QUEM DESEJA O MULTILATERALISMO?

As cartas da Cúpula Mundial da Sociedade da informação já estavam marcadas desde o começo. Mobilizada por um setor da ONU que conta com a predominância dos conglomerados de telefonia/telecomunicações e comunicação em todo o mundo, respaldada por governos que facilitam a ação desses setores e articulam a desregulamentação, a expectativa com a Cúpula por parte da sociedade civil se concentra apenas na capacidade de intervenção e convencimento necessária para garantir conquistas já firmadas em outros processos de articulação que proporcionaram documentos tais como as Metas do Milênio.

Sempre valeu a pena participar de processos acionados pela ONU através de Conferências Mundiais com o propósito de firmar o multilateralismo como prática entre governos, com a adesão tanto do setor privado como da sociedade civil. A prática atesta que, se os ganhos surgem em passos curtos, pelo menos eles existem e permitem referenciar o quanto mudamos em relação às nossas perspectivas de relação de uso com o planeta e a necessidade de promover o bem estar social ao maior número de pessoas, embora tais propósitos tenham consideráveis entraves na movimentação cotidiana dos países em prol de sua sustentação num mercado cada vez mais competitivo.

Entretanto, o binômio informação-comunicação traz importantes especificidades somente agora percebidas pela sociedade civil - e antes tarde do que nunca, ainda mais em tempos de acirramento de lutas contra um terrorismo invisível, que justamente por esta condição acaba estando presente em todas as partes. O desenvolvimento tecnológico que proporcionou a expansão da Internet em escala mundial possibilitou também a fragilidade de setores acomodados na contabilização de seus lucros, como a indústria fonográfica e videográfica.
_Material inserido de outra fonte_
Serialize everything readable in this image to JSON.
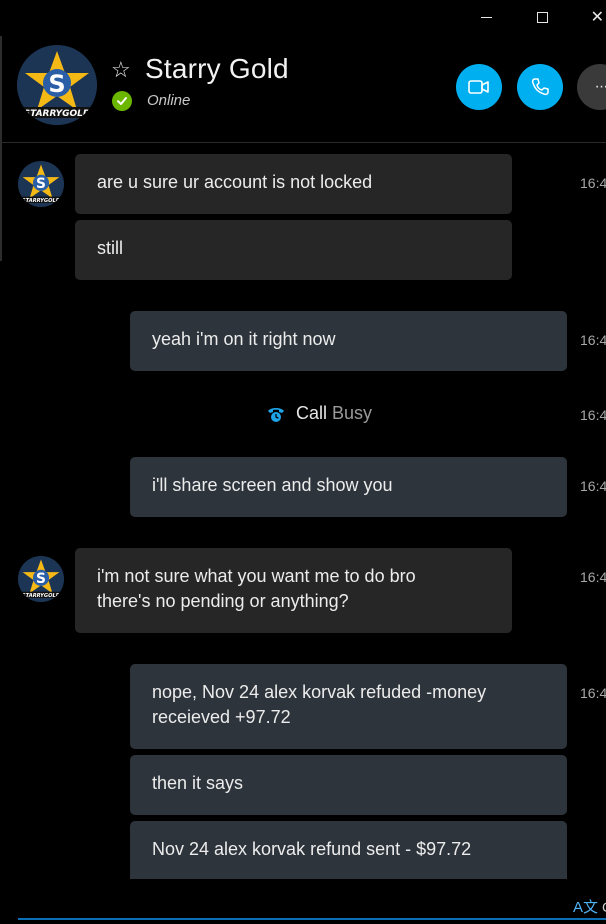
{
  "window": {
    "minimize_icon": "minimize-icon",
    "maximize_icon": "maximize-icon",
    "close_icon": "close-icon",
    "close_glyph": "✕"
  },
  "header": {
    "contact_name": "Starry Gold",
    "status": "Online",
    "favorite_glyph": "☆",
    "avatar_text": "STARRYGOLD",
    "avatar_letter": "S",
    "more_glyph": "···"
  },
  "colors": {
    "accent": "#00aff0",
    "online": "#6bb700",
    "incoming_bubble": "#262626",
    "outgoing_bubble": "#2d343b"
  },
  "messages": [
    {
      "direction": "in",
      "text": "are u sure ur account is not locked",
      "time": "16:4"
    },
    {
      "direction": "in",
      "text": "still",
      "time": ""
    },
    {
      "direction": "out",
      "text": "yeah i'm on it right now",
      "time": "16:4"
    },
    {
      "direction": "out",
      "text": "i'll share screen and show you",
      "time": "16:4"
    },
    {
      "direction": "in",
      "text": "i'm not sure what you want me to do bro there's no pending or anything?",
      "time": "16:4"
    },
    {
      "direction": "out",
      "text": "nope, Nov 24 alex korvak refuded -money receieved +97.72",
      "time": "16:4"
    },
    {
      "direction": "out",
      "text": "then it says",
      "time": ""
    },
    {
      "direction": "out",
      "text": "Nov 24 alex korvak refund sent - $97.72",
      "time": ""
    }
  ],
  "call_event": {
    "label": "Call",
    "status": "Busy",
    "time": "16:4",
    "icon": "phone-clock-icon"
  },
  "footer": {
    "translate_label": "C",
    "translate_glyph": "A文"
  }
}
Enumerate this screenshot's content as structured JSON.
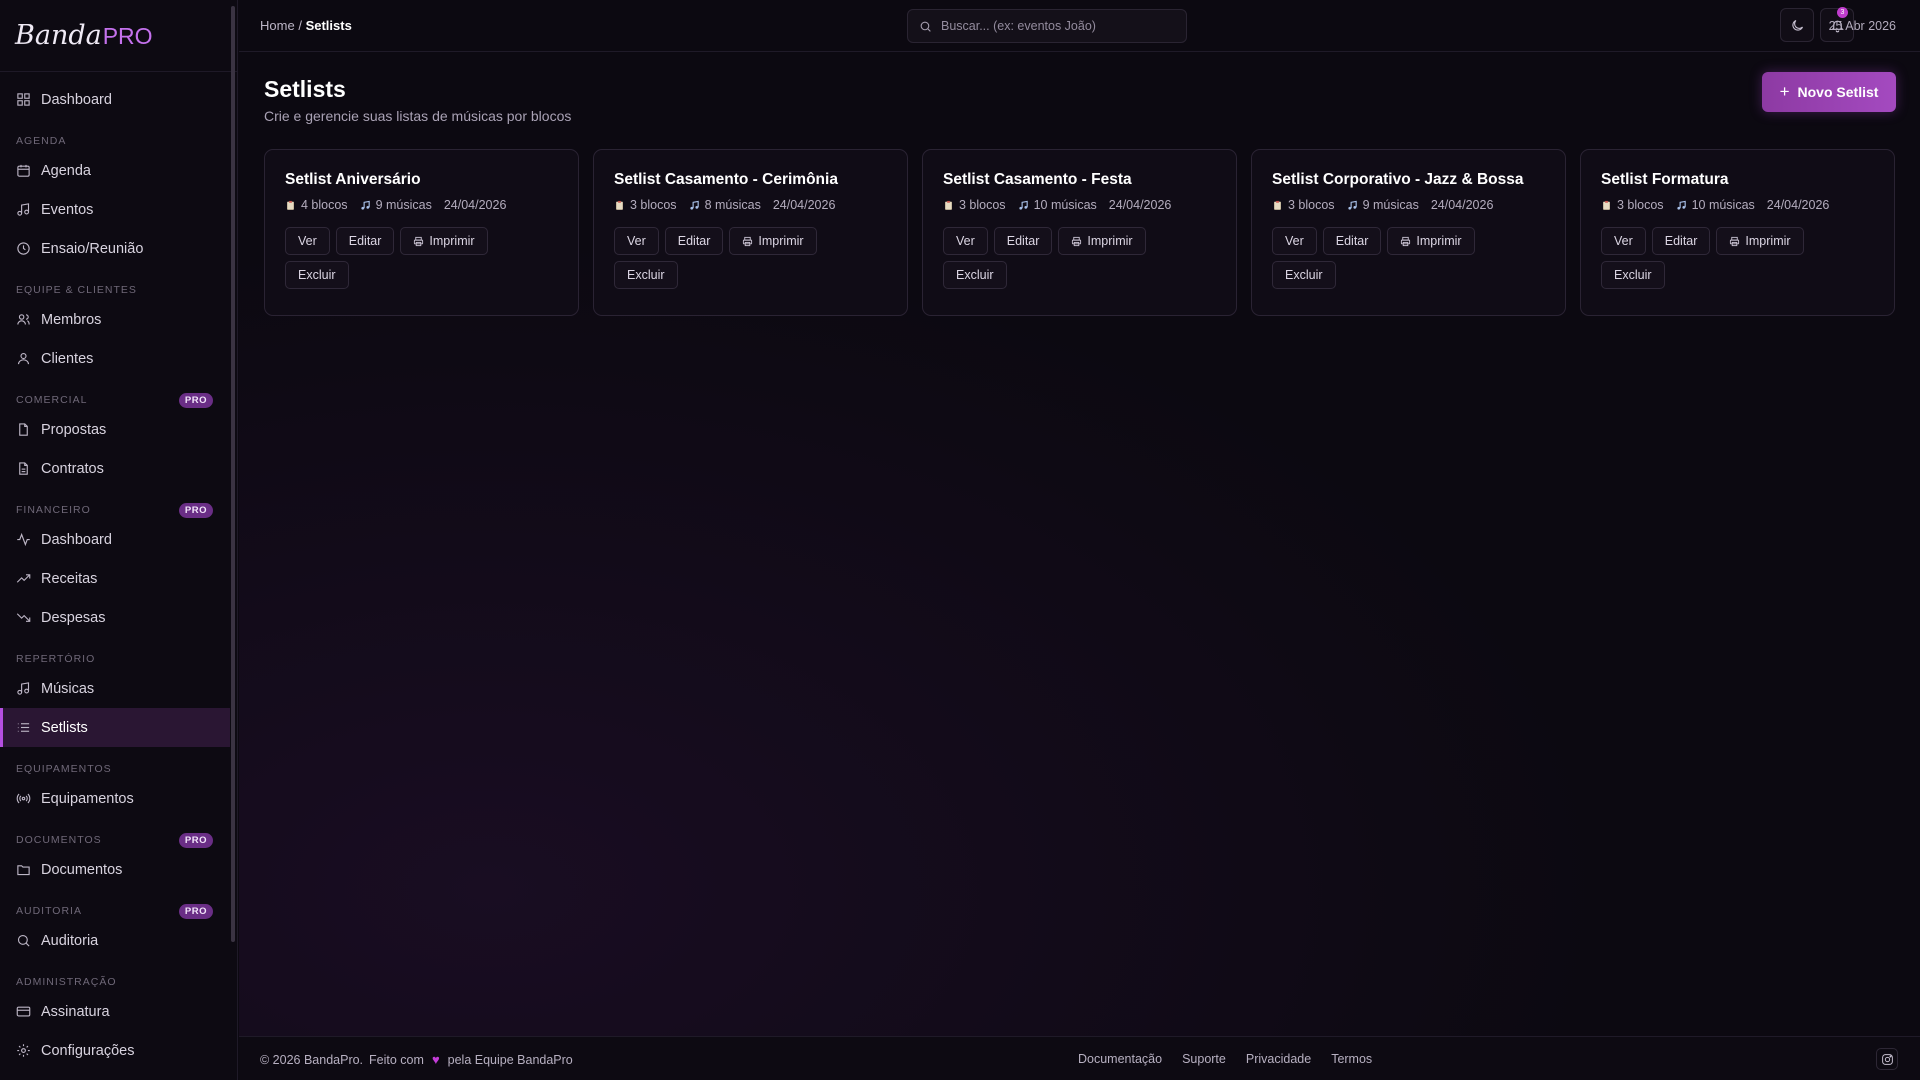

O barateamento da tecnologia possibilitou a expansão desenfreada das rádios (e por que não tvs?) comunitárias que são ameaçadas em muitos países como criminosas e deslegitimadas na sua capacidade de prestação de serviços à comunidade que o próprio Estado não disponibiliza.

O que podemos desejar da CMSI então? Em primeiro lugar, algo que já podemos considerar um ganho: a promoção do tema comunicação no debate da sociedade civil, diante de outros temas sempre presentes e considerados fundamentais como a fome e a pobreza. Temos fome e pobreza de comunicar também e, por isso, lutamos na cidade e no campo, nas escolas e nos hospitais, em nossas relações pessoais e sociais por um mundo mais justo, no qual a comunicação seja efetivamente um direito acessível a todos.

Diante das metas de implementação de serviços de radiodifusão que já estão sendo propostos nos primeiros acordos para Genebra (de acordo com o plano de ação, em 2005, todos os serviços dos governos nacionais terão sua página de Internet e um endereço eletrônico, todas as universidades e hospitais estarão conectados; em 2006, as bibliotecas públicas; em 2010, todas as escolas secundárias e centros de saúde e, em 2015, todas as escolas primárias, em 2010 toda a população mundial deverá ter acesso aos serviços nacionais de radiodifusão, e, cinco anos mais tarde, aos de televisão), fica a pergunta: com qual qualidade se dará essa implementação? Onde está o papel dessa comunicação a ser estabelecida por aparatos tecnológicos em alcance mundial? A certeza de que precisamos escolher representantes comprometidos com tais propósitos deve ser incorporada imediatamente tanto pela sociedade civil, quanto pela pauta dos partidos democráticos em todo o mundo.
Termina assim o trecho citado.